What is OCT?
Ocular Coherence Tomography (OCT) is a non-invasive imaging test that uses light waves to take cross-section pictures of your retina. Our scanner takes 128 individual scans of the back of the eye that shows the structure of the back of the eye in incredibly fine detail.
What Happens During the OCT?
When you are taken through for your pre-screening you will be seated in front of the OCT and rest your head on a support. One of our optical assistants will talk you through each scan, and where to look. There is usually a green square on the screen to focus on, which can be in different positions for each scan. The machine will scan your eye and there will be a bright flash of light. Each scan will be viewed by the optometrist and discussed with you in your consultation.

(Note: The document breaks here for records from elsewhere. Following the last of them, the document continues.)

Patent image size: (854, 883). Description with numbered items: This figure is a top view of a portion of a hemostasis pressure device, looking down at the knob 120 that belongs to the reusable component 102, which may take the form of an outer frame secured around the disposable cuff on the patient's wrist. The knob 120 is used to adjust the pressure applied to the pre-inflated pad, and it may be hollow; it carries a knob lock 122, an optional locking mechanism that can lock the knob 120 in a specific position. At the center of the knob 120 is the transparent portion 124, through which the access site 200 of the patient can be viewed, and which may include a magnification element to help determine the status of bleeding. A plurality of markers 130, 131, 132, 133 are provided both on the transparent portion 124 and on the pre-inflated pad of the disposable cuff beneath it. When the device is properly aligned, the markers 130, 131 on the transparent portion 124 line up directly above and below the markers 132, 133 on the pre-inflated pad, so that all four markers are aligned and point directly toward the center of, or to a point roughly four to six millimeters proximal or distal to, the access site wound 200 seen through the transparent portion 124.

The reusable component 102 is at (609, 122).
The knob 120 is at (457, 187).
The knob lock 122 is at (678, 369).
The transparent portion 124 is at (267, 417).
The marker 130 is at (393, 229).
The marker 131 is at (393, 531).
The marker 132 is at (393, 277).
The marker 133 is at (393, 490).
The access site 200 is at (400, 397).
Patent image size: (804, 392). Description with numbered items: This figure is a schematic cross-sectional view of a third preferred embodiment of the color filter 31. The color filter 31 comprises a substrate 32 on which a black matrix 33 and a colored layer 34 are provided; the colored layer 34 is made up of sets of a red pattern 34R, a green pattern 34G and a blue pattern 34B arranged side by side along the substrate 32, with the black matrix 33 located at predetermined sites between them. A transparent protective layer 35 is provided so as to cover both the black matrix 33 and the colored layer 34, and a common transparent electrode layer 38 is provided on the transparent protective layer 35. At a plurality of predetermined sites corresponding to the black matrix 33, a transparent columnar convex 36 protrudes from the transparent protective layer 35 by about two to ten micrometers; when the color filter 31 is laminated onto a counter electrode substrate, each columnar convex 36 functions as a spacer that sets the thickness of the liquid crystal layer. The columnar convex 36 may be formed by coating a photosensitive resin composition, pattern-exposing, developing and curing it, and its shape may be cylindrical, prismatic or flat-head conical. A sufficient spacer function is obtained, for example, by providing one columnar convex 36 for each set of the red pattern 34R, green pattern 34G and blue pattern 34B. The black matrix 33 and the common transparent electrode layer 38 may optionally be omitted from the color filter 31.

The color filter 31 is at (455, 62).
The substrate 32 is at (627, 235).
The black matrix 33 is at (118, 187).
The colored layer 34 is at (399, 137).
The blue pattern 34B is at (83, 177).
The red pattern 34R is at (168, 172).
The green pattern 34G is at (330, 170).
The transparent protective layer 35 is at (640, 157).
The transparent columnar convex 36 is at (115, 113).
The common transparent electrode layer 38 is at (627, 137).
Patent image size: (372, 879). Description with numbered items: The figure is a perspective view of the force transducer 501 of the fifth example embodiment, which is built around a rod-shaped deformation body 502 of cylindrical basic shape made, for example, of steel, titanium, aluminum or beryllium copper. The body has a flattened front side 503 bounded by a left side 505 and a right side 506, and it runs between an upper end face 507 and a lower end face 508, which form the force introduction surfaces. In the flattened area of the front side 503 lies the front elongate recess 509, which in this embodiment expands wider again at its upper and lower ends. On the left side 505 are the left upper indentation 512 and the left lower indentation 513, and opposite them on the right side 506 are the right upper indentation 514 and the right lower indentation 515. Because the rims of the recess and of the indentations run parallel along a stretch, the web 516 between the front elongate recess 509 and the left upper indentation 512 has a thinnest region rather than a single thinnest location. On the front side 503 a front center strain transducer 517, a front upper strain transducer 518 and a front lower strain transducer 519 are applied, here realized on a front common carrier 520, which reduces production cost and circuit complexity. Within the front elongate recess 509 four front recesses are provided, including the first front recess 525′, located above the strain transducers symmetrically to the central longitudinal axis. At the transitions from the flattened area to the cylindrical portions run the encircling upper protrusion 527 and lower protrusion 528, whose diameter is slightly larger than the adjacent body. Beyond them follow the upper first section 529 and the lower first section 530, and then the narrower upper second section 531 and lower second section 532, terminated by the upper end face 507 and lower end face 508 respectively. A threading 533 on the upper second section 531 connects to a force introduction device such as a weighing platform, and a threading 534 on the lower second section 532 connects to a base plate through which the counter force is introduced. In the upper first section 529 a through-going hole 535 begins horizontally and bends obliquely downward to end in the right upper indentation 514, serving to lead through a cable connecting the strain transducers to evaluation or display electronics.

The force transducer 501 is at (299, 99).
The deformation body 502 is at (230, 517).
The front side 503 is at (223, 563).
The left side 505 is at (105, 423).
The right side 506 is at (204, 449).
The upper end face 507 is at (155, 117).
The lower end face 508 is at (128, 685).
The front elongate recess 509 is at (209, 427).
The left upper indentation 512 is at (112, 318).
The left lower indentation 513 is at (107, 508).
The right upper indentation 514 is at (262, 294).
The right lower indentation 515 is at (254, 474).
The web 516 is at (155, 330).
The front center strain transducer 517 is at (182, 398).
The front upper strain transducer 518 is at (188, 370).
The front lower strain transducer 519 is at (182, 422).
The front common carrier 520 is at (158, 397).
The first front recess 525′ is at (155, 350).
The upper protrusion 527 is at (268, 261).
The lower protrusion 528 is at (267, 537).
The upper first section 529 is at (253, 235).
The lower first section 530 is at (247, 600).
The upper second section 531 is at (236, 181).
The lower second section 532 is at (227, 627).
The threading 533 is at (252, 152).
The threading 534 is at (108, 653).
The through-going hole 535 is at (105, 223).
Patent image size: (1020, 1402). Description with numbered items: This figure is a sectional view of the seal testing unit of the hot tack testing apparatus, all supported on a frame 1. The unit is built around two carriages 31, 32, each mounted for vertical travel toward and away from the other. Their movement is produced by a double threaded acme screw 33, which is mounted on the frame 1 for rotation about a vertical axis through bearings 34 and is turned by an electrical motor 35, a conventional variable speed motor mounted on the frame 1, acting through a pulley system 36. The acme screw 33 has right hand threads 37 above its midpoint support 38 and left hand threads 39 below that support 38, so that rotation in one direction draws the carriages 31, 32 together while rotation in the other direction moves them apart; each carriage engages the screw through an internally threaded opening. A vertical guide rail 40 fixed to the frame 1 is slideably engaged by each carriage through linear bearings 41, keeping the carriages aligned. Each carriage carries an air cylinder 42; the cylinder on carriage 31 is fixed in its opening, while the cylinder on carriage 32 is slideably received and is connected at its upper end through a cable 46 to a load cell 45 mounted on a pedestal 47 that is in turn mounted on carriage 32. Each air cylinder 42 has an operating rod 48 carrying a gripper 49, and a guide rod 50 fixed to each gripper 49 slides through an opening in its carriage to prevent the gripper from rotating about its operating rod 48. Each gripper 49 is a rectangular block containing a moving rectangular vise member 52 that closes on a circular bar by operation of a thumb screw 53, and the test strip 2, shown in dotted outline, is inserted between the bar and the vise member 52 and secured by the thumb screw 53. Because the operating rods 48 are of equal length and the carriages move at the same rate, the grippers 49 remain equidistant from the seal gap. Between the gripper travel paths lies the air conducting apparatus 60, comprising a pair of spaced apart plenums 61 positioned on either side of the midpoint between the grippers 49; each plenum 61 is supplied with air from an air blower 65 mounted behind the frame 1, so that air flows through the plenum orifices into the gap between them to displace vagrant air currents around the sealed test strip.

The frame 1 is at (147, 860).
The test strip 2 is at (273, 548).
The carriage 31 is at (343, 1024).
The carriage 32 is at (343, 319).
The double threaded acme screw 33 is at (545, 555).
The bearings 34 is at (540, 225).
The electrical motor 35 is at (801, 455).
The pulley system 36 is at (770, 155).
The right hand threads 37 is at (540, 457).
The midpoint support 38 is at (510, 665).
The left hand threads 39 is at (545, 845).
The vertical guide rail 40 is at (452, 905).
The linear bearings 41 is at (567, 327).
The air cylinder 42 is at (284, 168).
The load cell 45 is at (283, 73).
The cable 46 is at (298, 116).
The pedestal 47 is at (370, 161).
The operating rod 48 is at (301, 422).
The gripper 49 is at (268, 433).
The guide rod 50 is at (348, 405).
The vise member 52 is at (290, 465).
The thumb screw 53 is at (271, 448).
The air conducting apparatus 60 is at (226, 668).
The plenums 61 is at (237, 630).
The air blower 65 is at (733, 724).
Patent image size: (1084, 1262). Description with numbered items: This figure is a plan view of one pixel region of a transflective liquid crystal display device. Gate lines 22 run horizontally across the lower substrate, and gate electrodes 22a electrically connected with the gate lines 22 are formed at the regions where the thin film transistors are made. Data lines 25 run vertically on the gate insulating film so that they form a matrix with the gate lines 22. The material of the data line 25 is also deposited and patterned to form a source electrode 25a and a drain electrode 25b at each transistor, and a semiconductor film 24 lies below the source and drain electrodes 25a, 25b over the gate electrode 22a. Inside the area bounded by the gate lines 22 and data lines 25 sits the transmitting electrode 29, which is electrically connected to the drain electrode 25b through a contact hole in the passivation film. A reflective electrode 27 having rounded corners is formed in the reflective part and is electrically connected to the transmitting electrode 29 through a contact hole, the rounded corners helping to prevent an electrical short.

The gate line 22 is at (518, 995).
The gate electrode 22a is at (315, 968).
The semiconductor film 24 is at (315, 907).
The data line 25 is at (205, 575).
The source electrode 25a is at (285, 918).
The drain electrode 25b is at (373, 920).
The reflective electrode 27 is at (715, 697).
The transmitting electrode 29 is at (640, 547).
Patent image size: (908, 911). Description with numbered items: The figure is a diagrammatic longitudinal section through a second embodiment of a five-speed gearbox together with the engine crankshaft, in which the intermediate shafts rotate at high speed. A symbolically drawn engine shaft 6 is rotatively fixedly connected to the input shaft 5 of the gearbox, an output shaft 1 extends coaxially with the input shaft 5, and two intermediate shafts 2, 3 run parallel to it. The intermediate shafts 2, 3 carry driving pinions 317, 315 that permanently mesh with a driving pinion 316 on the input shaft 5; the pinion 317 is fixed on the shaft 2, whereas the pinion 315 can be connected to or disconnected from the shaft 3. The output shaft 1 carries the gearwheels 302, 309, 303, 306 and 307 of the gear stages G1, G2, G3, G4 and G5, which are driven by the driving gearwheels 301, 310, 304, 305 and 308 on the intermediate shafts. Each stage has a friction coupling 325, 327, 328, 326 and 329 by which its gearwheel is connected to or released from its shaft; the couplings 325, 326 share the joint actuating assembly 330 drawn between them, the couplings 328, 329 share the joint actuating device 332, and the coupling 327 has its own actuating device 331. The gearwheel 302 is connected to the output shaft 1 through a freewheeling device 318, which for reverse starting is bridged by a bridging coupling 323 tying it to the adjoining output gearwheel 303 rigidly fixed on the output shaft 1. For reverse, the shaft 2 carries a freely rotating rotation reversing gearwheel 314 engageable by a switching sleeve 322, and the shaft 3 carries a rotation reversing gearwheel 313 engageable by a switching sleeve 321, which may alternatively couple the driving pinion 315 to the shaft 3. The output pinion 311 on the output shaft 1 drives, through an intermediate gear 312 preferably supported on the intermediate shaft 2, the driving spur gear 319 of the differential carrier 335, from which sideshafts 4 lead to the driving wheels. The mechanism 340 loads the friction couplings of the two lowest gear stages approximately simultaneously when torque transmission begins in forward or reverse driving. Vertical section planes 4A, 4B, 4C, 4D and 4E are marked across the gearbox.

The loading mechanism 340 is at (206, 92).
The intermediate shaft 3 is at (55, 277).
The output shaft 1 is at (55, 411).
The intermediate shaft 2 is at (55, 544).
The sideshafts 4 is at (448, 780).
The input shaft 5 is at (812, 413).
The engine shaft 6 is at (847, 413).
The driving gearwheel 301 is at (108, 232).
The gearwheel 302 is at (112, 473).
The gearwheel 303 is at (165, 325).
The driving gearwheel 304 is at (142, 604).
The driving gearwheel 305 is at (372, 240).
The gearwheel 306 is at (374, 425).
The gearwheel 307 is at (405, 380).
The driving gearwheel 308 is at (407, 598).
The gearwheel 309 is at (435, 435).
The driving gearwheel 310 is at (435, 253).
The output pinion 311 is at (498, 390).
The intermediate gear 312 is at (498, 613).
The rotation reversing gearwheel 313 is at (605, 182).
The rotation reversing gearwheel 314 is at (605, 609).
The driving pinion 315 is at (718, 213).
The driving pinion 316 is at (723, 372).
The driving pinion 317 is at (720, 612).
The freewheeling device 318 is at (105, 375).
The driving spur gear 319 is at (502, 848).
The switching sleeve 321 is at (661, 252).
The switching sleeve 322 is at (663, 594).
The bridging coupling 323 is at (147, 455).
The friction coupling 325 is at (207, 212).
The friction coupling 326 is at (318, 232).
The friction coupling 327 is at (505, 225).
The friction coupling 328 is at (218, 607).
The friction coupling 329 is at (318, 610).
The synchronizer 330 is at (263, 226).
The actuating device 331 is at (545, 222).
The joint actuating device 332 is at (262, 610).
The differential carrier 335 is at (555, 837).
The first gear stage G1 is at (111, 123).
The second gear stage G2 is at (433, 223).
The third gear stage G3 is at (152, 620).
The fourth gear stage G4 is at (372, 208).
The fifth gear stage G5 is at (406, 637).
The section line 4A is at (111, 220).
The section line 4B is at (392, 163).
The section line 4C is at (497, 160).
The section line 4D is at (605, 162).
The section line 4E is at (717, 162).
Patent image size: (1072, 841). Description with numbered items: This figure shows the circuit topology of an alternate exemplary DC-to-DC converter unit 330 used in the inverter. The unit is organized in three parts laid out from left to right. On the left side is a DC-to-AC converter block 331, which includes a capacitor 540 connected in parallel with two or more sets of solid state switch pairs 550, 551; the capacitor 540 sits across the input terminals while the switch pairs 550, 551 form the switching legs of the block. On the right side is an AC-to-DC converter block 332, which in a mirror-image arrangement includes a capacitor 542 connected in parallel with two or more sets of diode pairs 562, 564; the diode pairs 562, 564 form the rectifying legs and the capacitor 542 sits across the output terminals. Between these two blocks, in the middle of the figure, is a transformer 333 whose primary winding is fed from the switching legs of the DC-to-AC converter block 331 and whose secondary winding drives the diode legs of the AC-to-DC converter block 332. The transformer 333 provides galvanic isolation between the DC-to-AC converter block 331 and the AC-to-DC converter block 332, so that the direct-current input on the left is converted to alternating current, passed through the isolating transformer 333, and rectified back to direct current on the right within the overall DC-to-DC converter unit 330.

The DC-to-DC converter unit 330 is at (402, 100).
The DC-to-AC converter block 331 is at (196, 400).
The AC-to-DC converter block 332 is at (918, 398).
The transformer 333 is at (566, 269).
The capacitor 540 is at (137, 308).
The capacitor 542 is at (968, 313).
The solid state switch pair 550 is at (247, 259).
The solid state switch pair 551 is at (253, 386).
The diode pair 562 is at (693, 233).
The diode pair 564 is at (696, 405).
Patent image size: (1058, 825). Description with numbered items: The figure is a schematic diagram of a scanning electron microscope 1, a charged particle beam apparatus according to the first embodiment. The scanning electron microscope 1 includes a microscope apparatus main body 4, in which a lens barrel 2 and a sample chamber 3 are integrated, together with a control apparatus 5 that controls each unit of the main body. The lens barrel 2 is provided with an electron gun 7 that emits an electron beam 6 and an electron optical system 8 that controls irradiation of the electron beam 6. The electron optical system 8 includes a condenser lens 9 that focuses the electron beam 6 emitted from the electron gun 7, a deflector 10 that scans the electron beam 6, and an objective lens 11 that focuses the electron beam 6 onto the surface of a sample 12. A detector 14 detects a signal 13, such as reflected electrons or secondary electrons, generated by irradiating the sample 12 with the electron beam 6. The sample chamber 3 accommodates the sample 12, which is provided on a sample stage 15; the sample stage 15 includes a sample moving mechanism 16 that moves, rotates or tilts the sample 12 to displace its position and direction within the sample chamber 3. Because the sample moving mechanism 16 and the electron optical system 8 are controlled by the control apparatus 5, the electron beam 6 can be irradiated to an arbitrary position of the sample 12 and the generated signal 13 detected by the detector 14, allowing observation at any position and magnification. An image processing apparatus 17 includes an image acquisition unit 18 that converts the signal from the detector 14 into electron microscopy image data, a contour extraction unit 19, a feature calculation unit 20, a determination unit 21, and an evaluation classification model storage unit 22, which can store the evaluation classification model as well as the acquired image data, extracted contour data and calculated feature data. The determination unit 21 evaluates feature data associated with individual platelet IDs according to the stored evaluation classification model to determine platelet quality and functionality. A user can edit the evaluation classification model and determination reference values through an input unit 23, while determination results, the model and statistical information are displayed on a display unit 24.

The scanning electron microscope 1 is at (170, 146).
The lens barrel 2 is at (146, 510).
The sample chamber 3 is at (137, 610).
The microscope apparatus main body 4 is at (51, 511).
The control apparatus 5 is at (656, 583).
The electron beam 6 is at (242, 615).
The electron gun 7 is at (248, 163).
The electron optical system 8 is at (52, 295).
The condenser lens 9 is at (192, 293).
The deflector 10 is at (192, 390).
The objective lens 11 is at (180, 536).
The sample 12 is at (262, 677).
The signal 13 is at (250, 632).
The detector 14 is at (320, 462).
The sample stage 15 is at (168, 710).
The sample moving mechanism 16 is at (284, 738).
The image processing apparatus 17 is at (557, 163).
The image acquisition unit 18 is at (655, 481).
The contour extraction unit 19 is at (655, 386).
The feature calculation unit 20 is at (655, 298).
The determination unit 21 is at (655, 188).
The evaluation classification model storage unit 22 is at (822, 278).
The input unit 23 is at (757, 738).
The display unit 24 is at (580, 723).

Why We Include OCT In Our Eye Examinations
Whilst fundus photography takes images of the back of the eye, these do not show the finer details that the OCT can. We include the OCT scans in our eye examinations as they allow the optometrist to see each of the distinctive layers of the retina, mapping and measuring their thickness. The OCT can help to diagnose many eye conditions including:
- Macular hole
- Macular pucker
- Macular oedema
- Age-related macular degeneration
- Diabetic reinopathy
Each time you have an eye examination including OCT the optometrist will compare it to your previous visit to ensure there have been no changes, or to monitor an ongoing condition.